Senyuman tipis terlihat di sudut bibir Jeff. Tangannya terangkat membelai wajah istrinya, dan yang membuat Mentari membeku adalah tatapan penuh cinta yang bisa ia lihat di sana.
“Aku tertarik sama kamu sejak pertama kali bertemu. Mungkin kamu sudah lupa.”
Ingatan Mentari berputar ke masa lalu. Mencoba mengingat kapan pertama kali menyadari kehadiran seorang pria misterius yang selalu mengikutinya. Tapi semua tersamar, ia tak ingat lagi.
“Hari itu ada kegiatan amal di sebuah panti asuhan di malam tahun baru. Kamu satu-satunya gadis remaja yang datang, di saat yang lain mungkin memilih menghabiskan malam tahun baru dengan bersenang-senang.”
Mentari membelalak tak percaya. Ia pun masih ingat dengan malam tahun baru beberapa tahun lalu ketika ia menghabiskan waktunya untuk kegiatan amal. Tetapi ia sama sekali tak menyadari keberadaan Jeff di sana.
“Hanya karena itu?”
“Tadinya aku biasa saja. Tapi setelah melihat kamu bermain dengan anak-anak, aku pikir kalau kamu bisa sehangat itu dengan anak orang, apa lagi dengan anak kamu sendiri? Jadi mulai saat itu aku memutuskan akan menjadikan kamu ibu dari anak-anakku," jelasnya seraya mencium bibir singkat. "Dan untuk itu aku sudah mengambil langkah pertama.”

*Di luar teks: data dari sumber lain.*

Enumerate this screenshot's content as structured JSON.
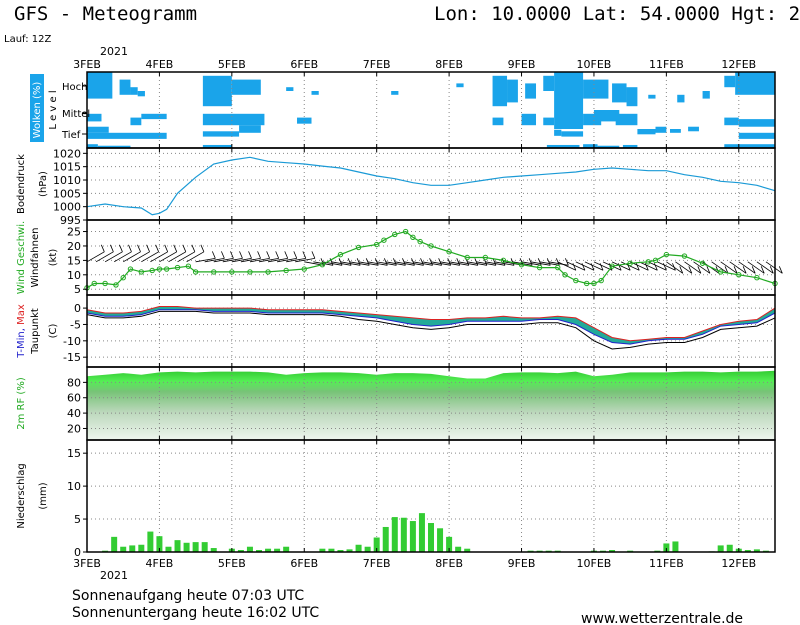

Mentari semakin terbelalak mendengar kalimat panjang dari mulut suaminya yang membuat rahangnya terbuka lebar. Terkejut menjadikan otaknya bekerja cukup lama untuk mencerna ucapan sang suami.
“Langkah pertama apa?” Dengan polosnya Mentari bertanya.
“Semalam aku keluar di dalam.” Ucapan frontal yang menyiratkan keinginannya untuk segera memiliki anak itu terdengar sangat vulgar. Membuat seluruh tubuh Mentari meremang, dan saat itu juga melayangkan cubitan di dada suaminya.